In other words, assertions are for programmers to tell, something went wrong. Exceptions are for end users to know something gone wrong.
3. Another observation is that the preconditions are typically (though not always) cheaper to test than invariants and postconditions, and that in some cases correctness and "safety" in the release build are more important than speed. i.e. For many applications speed is not an issue, but robustness (the ability of the program to behave in a safe way when its behaviour is not correct, i.e. when a contract is broken) is.
If you're making software for a bank, it might be better to interrupt execution with an alarming message than to transfer $1,000,000 instead of $1,000. But what if you're programming a game? Maybe you need all the speed you can get and if someone gets 1000 points instead of 10 because of a bug that the preconditions didn't catch (because they're not enabled), tough luck.
Loop Invariants
A loop invariant is a relation among program variables that would be true when control enters a loop, remains true each time the program executes the body of the loop, and would still hold true when when the control exits the control exits the loop. Loop invariants can help us analyse the programs, check for errors(and derive programs from specifications)
Example 1 for Loop Invariant:
Consider the following example in which the Java method namely sum takes an integer array a as an argument and returns the sum of elements of array a. s is local variable that contains the sum of the elements and integer i is used to index the elements in the array.
public static int sum(int a[]) { int s = 0; for (int i = 0; i < a.length; i++) { // s is the sum of the first i array elements // s == a[0] + .. + a[i-1] s = s + a[i]; } return s; }
The comments in the loop body describe the invariant. The first comment describes the invariant that s is the sum of the first i array elements.
The second comment expresses the invariant that the sum s is given by s == a[0] + .. + a[i-1]. This emphasizes that the invariant is an assertion, an expression that should always evaluate to true.
The invariant expresses a relation between the three variables s, i, and a that remains true even when the values of s and i change:
s is always the sum of the first i elements in a. When control enters the loop, i is 0 so s is the sum of no array elements. When control exits the loop, i is a.length, so s is the sum of all of the array elements. This is the intended result.

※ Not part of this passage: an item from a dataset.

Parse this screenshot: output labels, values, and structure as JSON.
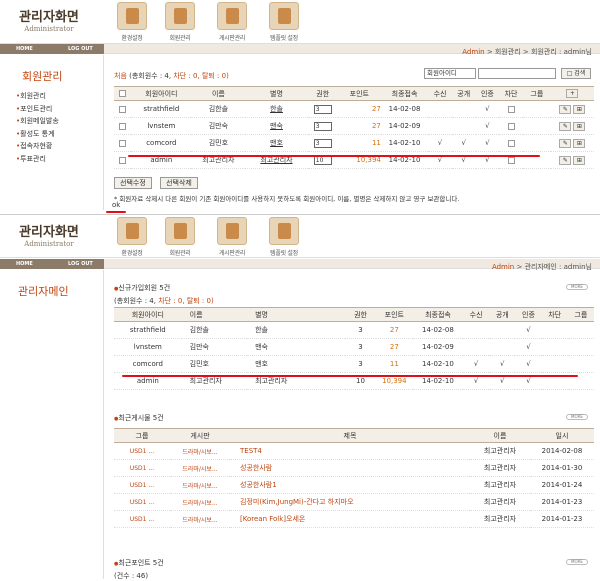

The above example shows the way in which loop invariants can help us in writing programs. When the program exits a loop, the loop invariant expresses the intended values of the variables at that point. Therefore we can work backwards from the intended values to the loop invariant, and then to the code itself. This can be a systematic method for writing programs which can supplement the usual method of relying on intuition and lots of trial-and-error.
Example 2: Consider the following algorithm on Bubble sort
Algorithm Bubblesort(sequence): Input: sequence of integers sequence Post-condition: sequence is sorted & contains the same integers as the original sequence length = length of sequence for i = 0 to length - 1 do for j = 0 to length - i -2 do if jth element of sequence >(j+1)th element of sequence then swap jth and (j+1)th element of sequence
In the above example, we have two loop invariants. One for the outer loop and one for the inner loop.
Loop Invariant for Outer Loop: Last i elements of sequence are sorted and are all greater or equal to the other elements of the sequence.
Loop Invariant for inner Loop: Same as outer loop and the jth element of sequence is greater or equal to the first j elements of sequence.